A Companhia Nacional de Abastecimento (Conab) reportou que a colheita de trigo atingiu 41,8% da área prevista para a temporada 2024 nos oito principais estados produtores do Brasil—Goiás, Minas Gerais, Bahia, Santa Catarina, Rio Grande do Sul, Paraná, São Paulo e Mato Grosso do Sul—que juntos representam 99,9% do total. Os dados, coletados até 13 de outubro, mostram um avanço em relação à semana anterior, quando a colheita estava em 36,7%. No mesmo período do ano passado, o índice era de 51,8%.

Paraná

O Departamento de Economia Rural (Deral), vinculado à Secretaria de Estado da Agricultura e do Abastecimento do Paraná, informou em seu relatório semanal que a colheita da safra 2023/24 de trigo no estado já alcançou 79% da área estimada de 1,149 milhão de hectares.

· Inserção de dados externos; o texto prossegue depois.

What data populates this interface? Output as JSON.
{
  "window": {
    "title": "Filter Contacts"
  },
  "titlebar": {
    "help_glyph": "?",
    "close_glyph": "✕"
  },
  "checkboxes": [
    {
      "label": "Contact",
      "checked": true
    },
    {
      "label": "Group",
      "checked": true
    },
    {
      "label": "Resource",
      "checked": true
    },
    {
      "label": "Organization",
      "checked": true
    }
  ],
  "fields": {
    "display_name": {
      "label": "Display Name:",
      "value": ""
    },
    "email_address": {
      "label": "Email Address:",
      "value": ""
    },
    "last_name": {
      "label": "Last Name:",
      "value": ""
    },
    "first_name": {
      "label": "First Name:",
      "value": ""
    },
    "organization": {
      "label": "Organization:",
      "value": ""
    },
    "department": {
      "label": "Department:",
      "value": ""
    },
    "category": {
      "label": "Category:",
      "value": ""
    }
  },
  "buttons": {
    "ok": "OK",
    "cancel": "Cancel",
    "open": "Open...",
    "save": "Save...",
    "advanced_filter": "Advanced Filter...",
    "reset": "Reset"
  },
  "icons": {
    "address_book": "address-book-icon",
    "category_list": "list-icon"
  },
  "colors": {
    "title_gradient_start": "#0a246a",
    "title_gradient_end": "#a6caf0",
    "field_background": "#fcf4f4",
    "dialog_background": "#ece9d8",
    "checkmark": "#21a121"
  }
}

Este valor representa uma queda de 19% em comparação aos 1,415 milhão de hectares cultivados em 2023.

Rio Grande do Sul

No Rio Grande do Sul, a colheita de trigo abrange atualmente 3% da área plantada. A Emater/RS relata que, na semana passada, a colheita ainda não chegava a 2%. No mesmo período do ano passado, essa taxa era de 20%, e a média dos últimos cinco anos para este momento do ano é de 19%.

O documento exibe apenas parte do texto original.